OFFICIELLE 2015
LA TECTONIQUE DES PLAQUES
22 - 25 Octobre 2015
Commissaire et texte: Audrey Teichmann
Notre projet d’espace d’exposition pour la FIAC Officielle offre de tourner le regard vers l’est de l’Europe, autour d’un duo : Angelika Markul (1977, Pologne) et Koka Ramashvili (1956, Géorgie). Le sens de cette rencontre est celui d’une tectonique des plaques : le glissement imperceptible d’œuvres-monuments, de territoires sombres, vers des lieux mémoriels communs, au profit de nouveaux champs de vision.

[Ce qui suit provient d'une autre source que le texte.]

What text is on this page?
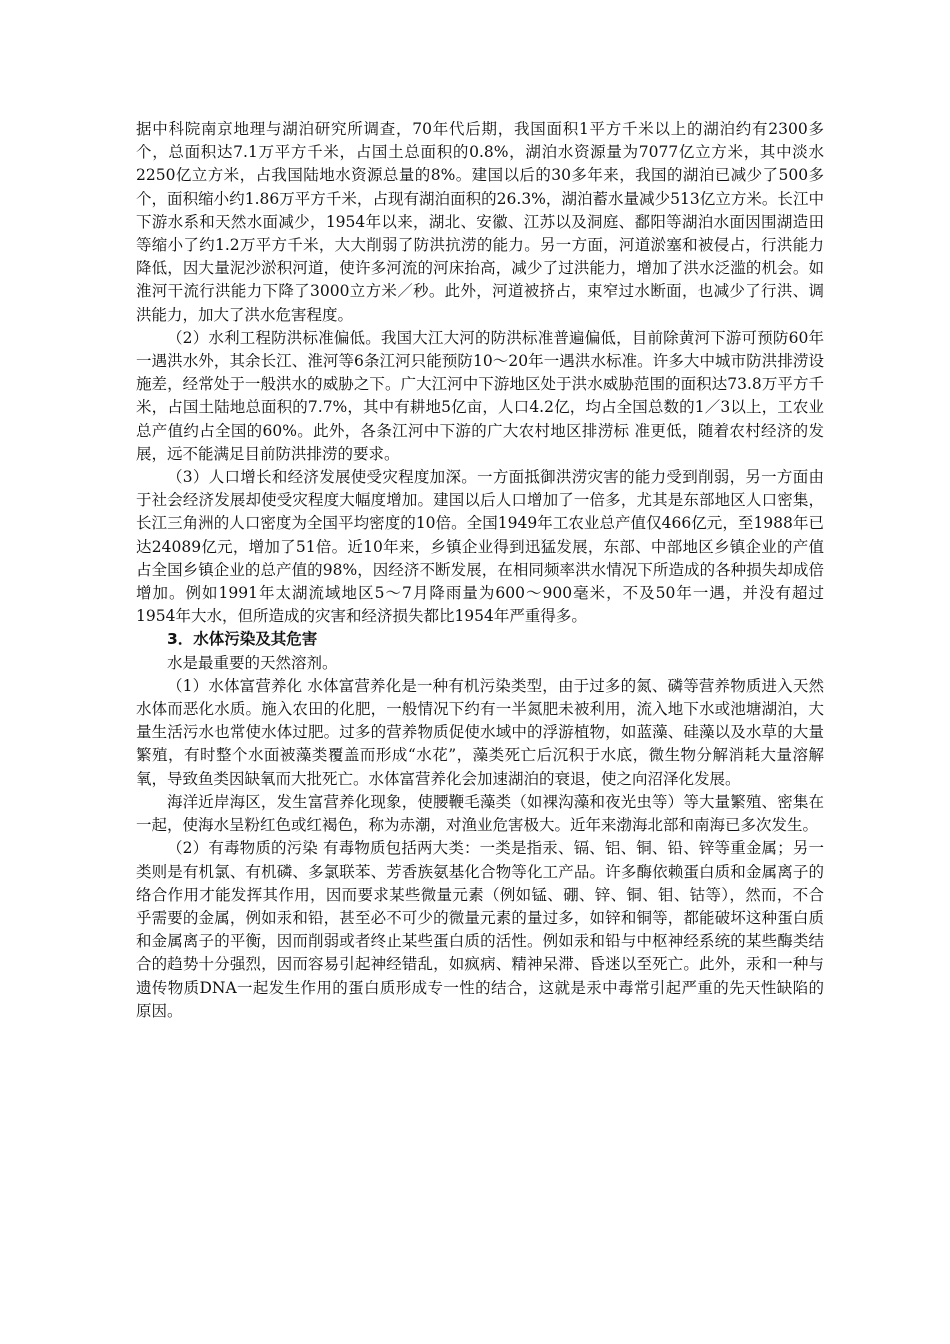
据中科院南京地理与湖泊研究所调查，70年代后期，我国面积1平方千米以上的湖泊约有2300多个，总面积达7.1万平方千米，占国土总面积的0.8%，湖泊水资源量为7077亿立方米，其中淡水2250亿立方米，占我国陆地水资源总量的8%。建国以后的30多年来，我国的湖泊已减少了500多个，面积缩小约1.86万平方千米，占现有湖泊面积的26.3%，湖泊蓄水量减少513亿立方米。长江中下游水系和天然水面减少，1954年以来，湖北、安徽、江苏以及洞庭、鄱阳等湖泊水面因围湖造田等缩小了约1.2万平方千米，大大削弱了防洪抗涝的能力。另一方面，河道淤塞和被侵占，行洪能力降低，因大量泥沙淤积河道，使许多河流的河床抬高，减少了过洪能力，增加了洪水泛滥的机会。如淮河干流行洪能力下降了3000立方米／秒。此外，河道被挤占，束窄过水断面，也减少了行洪、调洪能力，加大了洪水危害程度。

（2）水利工程防洪标准偏低。我国大江大河的防洪标准普遍偏低，目前除黄河下游可预防60年一遇洪水外，其余长江、淮河等6条江河只能预防10～20年一遇洪水标准。许多大中城市防洪排涝设施差，经常处于一般洪水的威胁之下。广大江河中下游地区处于洪水威胁范围的面积达73.8万平方千米，占国土陆地总面积的7.7%，其中有耕地5亿亩，人口4.2亿，均占全国总数的1／3以上，工农业总产值约占全国的60%。此外，各条江河中下游的广大农村地区排涝标 准更低，随着农村经济的发展，远不能满足目前防洪排涝的要求。

（3）人口增长和经济发展使受灾程度加深。一方面抵御洪涝灾害的能力受到削弱，另一方面由于社会经济发展却使受灾程度大幅度增加。建国以后人口增加了一倍多，尤其是东部地区人口密集，长江三角洲的人口密度为全国平均密度的10倍。全国1949年工农业总产值仅466亿元，至1988年已达24089亿元，增加了51倍。近10年来，乡镇企业得到迅猛发展，东部、中部地区乡镇企业的产值占全国乡镇企业的总产值的98%，因经济不断发展，在相同频率洪水情况下所造成的各种损失却成倍增加。例如1991年太湖流域地区5～7月降雨量为600～900毫米，不及50年一遇，并没有超过1954年大水，但所造成的灾害和经济损失都比1954年严重得多。

3．水体污染及其危害

水是最重要的天然溶剂。

（1）水体富营养化 水体富营养化是一种有机污染类型，由于过多的氮、磷等营养物质进入天然水体而恶化水质。施入农田的化肥，一般情况下约有一半氮肥未被利用，流入地下水或池塘湖泊，大量生活污水也常使水体过肥。过多的营养物质促使水域中的浮游植物，如蓝藻、硅藻以及水草的大量繁殖，有时整个水面被藻类覆盖而形成“水花”，藻类死亡后沉积于水底，微生物分解消耗大量溶解氧，导致鱼类因缺氧而大批死亡。水体富营养化会加速湖泊的衰退，使之向沼泽化发展。

海洋近岸海区，发生富营养化现象，使腰鞭毛藻类（如裸沟藻和夜光虫等）等大量繁殖、密集在一起，使海水呈粉红色或红褐色，称为赤潮，对渔业危害极大。近年来渤海北部和南海已多次发生。

（2）有毒物质的污染 有毒物质包括两大类：一类是指汞、镉、铝、铜、铅、锌等重金属；另一类则是有机氯、有机磷、多氯联苯、芳香族氨基化合物等化工产品。许多酶依赖蛋白质和金属离子的络合作用才能发挥其作用，因而要求某些微量元素（例如锰、硼、锌、铜、钼、钴等），然而，不合乎需要的金属，例如汞和铅，甚至必不可少的微量元素的量过多，如锌和铜等，都能破坏这种蛋白质和金属离子的平衡，因而削弱或者终止某些蛋白质的活性。例如汞和铅与中枢神经系统的某些酶类结合的趋势十分强烈，因而容易引起神经错乱，如疯病、精神呆滞、昏迷以至死亡。此外，汞和一种与遗传物质DNA一起发生作用的蛋白质形成专一性的结合，这就是汞中毒常引起严重的先天性缺陷的原因。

Le travail des deux artistes autour d’images fragmentaires et fragmentées, ces narrations ou formes elliptiques, conduisent à l’abandon d’une sémantique de l’image restrictive, laissant à l’œil la liberté de combler l’écart interstitiel ménagé dans la matérialité même des pièces.
AUTOUR DES ŒUVRES
Un premier ensemble, frontal, est une composition d’œuvres inédites d’Angelika Markul : Sans titre (Bambi à Tchernobyl), réalisé en lien la vidéo éponyme (prix SAM pour l’art contemporain 2012).
Un ensemble de dessins est « commenté » par un 1986 en néon : l’année de la catastrophe nucléaire. Ce sont des images morcelées d’un voyage effectué en territoire interdit, sous haut danger de contamination. Placées sur un socle, sept sculptures - peaux d’animaux et de végétaux recouverts de cire noire - monumentalisent le dispositif mural.
Combiner de la sorte aplat et le relief place le spectateur au centre d’enjeux historiques, convoqués par des reliques transformées à la manière de la taxidermie : afin de faire œuvre de mémoire. La cire appliquée sur tous les matériaux – trait récurrent chez Angelika Markul – signe cette volonté de pérenniser ce qui n’est qu’événement.Tout comme dans la vidéo dont elle est une puissante déclinaison, cette série de pièces omet presque systématiquement le facteur humain, sinon en négatif. Même résultant d’une manipulation incontrôlée de forces naturelles, la catastrophe et son carnage apparaissent comme le jeu de forces souterraines, annihilant la possibilité d’une reconstitution de ce territoire morcelé qu’est devenu Pripiat. Sa coupure d’avec le reste du monde est comme une sentence d’exclusion après le désastre, et évoque un mouvement successif d’expansion et de repli, de tensions inversées, que le glissement de medium en medium infuse.
Un travail sur des forces sous-jacentes se fait également jour dans les œuvres de Koka Ramishvili. Deux peintures de la fin des années quatre-vingts, témoignage rare de l’une de ses plus fameuses périodes de production, quatre photographies, et un ensemble de sculptures inédites de 2015 seront présentées.
Auteur du pavillon géorgien de la Biennale de Venise en 2009, cet artiste pourtant rare en France poursuit ses recherches minutieuses autour des enjeux de la forme.
Ces enjeux apparaissent dans la lignée des artistes hantés par la question du châssis, de la toile comme support, surface, fenêtre. Deux toiles engagent une réflexion sur cette matérialité, et son possible contournement par l’ouverture de cadres dans le cadre. La conquête de la tridimensionnalité – débordement par-devant, percée vers l’arrière, trouve un contrepoint épuré dans les Lost Landscapes, sculptures et peintures au ras du sol ou au sol. La monochromie et l’abstraction côtoient le classicisme de la technique, hérité des peintres flamands.
La question des « blocs », du morcèlement, joue à plein, dans le volume ou l’évidement. C’est l’enjeu du simulacre – d’horizon, de radiation – que discutent ces œuvres, et qu’une série de photographies,les Ectoplasm Phenomena, continuent d’explorer. Ces falsifications d’images, superposant les couches de retouches, entament cette question, qui réunit l’œuvre entier de Koka Ramishvili : « Quel invisible est favorisé par quel visible ? » (Joerg Bader).